Author – Anna Mazzola

Published – 14 July 2016

Genre – Historical fiction

This is one of those books that just magically popped though my letterbox and the intriguing cover on the proof (plain but for the image of the eye that’s on the hardback cover) attracted my attention while it was sitting at the top of my TBR pile.

This is historical crime fiction and based on a true story. I do find these can be a bit hit and miss for me – it needs a light touch on the facts or my interest wanes (The Devil’s Acre by Matthew Plampin springs to mind) but The Unseeing was a hit for me. The book opens in 1837 as Sarah Gale is taken to Newgate Prison for her role in the murder of Hannah Brown, the woman who was going to marry Sarah’s common-law husband.

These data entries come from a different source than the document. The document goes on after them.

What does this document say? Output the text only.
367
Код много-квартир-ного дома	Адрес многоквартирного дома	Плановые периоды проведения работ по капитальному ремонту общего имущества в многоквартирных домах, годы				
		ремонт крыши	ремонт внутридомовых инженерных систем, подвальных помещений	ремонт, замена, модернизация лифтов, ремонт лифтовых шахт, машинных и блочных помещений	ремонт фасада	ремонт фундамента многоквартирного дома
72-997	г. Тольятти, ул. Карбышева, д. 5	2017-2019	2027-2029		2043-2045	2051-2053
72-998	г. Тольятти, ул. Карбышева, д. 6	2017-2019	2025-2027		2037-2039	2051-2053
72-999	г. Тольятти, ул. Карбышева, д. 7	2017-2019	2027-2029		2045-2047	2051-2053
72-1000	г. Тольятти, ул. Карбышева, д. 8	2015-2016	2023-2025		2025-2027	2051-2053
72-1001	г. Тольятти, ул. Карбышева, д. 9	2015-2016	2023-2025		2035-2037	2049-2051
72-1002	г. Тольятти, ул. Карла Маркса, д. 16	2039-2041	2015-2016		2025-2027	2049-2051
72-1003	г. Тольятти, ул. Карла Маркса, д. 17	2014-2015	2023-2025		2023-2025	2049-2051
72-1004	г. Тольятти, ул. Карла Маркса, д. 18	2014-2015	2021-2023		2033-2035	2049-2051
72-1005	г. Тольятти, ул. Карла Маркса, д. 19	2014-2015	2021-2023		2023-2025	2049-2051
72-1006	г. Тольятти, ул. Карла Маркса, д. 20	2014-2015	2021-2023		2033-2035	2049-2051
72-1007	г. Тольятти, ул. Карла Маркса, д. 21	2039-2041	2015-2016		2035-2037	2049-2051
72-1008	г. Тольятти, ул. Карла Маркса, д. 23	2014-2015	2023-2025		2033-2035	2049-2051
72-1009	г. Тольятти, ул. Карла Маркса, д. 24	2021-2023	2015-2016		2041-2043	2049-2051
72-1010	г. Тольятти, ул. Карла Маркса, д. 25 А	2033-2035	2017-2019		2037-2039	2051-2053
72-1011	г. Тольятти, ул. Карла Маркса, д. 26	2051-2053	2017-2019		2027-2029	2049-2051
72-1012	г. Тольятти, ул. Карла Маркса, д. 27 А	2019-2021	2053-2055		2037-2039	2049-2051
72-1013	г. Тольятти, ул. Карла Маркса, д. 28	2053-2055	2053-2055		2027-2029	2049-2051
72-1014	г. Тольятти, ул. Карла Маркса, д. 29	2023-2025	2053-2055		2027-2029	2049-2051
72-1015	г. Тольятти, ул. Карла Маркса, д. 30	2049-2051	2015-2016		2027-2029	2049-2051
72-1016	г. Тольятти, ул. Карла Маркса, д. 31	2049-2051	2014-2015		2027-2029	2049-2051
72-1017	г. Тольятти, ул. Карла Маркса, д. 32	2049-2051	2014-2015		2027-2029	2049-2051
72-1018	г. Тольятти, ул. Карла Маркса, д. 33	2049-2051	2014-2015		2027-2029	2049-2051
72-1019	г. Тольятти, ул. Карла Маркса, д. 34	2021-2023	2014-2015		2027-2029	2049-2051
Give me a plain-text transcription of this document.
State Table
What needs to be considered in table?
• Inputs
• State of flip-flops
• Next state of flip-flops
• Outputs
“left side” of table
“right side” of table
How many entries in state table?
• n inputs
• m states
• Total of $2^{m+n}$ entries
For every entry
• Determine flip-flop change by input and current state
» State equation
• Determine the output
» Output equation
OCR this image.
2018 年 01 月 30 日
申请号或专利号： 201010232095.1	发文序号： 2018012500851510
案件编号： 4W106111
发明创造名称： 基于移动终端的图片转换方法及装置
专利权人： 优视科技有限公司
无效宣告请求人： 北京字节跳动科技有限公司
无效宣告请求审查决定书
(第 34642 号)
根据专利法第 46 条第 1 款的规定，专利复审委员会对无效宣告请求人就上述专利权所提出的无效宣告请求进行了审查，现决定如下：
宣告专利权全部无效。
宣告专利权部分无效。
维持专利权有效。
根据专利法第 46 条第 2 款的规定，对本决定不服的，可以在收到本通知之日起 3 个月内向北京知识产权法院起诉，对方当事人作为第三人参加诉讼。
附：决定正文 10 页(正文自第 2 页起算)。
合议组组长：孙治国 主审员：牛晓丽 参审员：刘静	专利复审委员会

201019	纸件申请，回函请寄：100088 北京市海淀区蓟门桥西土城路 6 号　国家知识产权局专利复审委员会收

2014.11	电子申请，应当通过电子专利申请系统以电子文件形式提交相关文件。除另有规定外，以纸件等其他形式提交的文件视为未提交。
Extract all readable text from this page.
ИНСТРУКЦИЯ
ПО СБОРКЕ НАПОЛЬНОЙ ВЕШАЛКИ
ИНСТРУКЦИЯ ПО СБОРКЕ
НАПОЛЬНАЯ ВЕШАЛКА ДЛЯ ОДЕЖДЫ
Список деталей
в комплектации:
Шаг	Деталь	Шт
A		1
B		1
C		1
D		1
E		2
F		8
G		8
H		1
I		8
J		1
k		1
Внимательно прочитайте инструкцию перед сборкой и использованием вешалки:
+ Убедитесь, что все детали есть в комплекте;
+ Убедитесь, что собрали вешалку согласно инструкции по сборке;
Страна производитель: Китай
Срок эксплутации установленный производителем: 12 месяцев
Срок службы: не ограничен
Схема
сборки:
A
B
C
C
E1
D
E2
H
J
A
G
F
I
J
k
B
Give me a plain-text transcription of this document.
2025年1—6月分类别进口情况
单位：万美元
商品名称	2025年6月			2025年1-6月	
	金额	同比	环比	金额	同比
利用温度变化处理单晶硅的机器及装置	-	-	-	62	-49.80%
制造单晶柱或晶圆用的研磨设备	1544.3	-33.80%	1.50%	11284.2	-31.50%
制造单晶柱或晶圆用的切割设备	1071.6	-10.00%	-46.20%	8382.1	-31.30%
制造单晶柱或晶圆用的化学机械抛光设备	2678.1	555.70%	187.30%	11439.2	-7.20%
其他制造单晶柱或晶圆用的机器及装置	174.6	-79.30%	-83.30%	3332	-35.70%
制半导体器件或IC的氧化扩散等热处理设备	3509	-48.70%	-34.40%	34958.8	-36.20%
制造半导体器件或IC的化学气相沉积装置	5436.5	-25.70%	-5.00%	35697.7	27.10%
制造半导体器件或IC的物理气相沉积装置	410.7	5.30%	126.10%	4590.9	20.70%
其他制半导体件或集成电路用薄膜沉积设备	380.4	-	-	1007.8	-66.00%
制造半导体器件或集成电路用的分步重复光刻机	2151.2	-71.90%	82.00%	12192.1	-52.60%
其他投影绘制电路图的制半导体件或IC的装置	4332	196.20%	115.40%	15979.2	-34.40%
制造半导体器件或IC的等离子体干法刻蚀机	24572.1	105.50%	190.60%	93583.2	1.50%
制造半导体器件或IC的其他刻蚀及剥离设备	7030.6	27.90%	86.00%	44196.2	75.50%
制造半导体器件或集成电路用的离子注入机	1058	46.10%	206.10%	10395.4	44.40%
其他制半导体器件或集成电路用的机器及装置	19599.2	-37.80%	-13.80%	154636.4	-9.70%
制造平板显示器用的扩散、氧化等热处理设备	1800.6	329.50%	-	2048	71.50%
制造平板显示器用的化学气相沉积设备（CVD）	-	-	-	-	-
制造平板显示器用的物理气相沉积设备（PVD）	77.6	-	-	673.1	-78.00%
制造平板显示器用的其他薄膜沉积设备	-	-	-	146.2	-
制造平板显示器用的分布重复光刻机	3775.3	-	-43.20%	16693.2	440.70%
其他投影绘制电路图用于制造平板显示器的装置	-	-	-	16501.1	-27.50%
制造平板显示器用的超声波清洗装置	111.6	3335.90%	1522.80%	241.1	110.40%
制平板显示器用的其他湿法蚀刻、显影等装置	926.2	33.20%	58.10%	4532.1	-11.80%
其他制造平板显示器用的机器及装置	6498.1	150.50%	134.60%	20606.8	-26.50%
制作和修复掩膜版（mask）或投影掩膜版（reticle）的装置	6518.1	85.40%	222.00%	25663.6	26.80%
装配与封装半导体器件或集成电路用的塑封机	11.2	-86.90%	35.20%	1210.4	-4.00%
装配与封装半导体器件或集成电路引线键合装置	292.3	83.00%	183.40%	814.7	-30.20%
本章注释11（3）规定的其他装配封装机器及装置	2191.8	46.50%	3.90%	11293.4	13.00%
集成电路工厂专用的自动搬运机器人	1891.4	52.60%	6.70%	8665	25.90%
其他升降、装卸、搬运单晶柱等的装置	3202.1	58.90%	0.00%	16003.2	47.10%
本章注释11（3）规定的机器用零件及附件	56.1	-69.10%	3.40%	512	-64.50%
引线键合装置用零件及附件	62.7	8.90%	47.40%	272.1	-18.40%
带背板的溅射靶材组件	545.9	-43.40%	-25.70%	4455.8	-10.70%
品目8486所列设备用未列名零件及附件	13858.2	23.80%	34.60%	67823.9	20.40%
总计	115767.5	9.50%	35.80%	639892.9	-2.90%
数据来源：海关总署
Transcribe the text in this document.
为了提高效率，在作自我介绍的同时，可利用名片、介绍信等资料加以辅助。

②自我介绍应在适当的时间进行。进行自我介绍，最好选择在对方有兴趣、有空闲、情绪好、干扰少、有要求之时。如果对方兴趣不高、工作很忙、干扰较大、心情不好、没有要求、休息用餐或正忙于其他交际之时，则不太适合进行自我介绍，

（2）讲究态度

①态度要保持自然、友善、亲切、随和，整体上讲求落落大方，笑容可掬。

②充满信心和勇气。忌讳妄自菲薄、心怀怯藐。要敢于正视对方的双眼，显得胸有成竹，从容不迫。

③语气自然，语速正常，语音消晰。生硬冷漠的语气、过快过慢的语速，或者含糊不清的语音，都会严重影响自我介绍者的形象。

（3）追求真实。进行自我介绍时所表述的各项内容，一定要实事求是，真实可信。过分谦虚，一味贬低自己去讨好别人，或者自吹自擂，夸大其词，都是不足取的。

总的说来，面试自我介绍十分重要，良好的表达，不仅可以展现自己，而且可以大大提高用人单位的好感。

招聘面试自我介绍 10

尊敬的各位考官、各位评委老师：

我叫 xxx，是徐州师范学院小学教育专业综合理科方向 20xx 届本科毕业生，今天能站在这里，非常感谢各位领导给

The story is told from two points of view – Sarah’s during her incarceration and that of Edmund Fleetwood, who is appointed by the Home Secretary to review the case. As Edmund tries to draw out of Sarah the truth of the events that led to her imprisonment we learn more about the background to both their lives. Edmund undertakes his task diligently with a mix of interview and investigation. Both are intriguing characters although it’s obvious to both the reader and Edmund that Sarah is hiding something which would be pertinent to her defence. And every time I thought I knew what it was I was wrong! The case also has more of an impact on Edmund than he could have anticipated too.

I really enjoyed the atmospheric setting and the historical details – I have no idea how you research the lives of ordinary people to bring the feeling of accuracy that this had, but it brought the period to life for me.

Anna Mazzola is a criminal justice solicitor, based in London. Whilst this is her debut, it has won awards including the Brixton Bookjam Debut Novel competition and she came runner up in the 2014 Grazia First Chapter competition judged by Sarah Waters.

This is an accomplished debut and a compelling story – think a mix of Burial Rights and The Silversmith’s Wife. Many thanks to the publisher for the review copy of the book. You will have an opportunity to meet Anna and hear more about her book at Crimefest in May.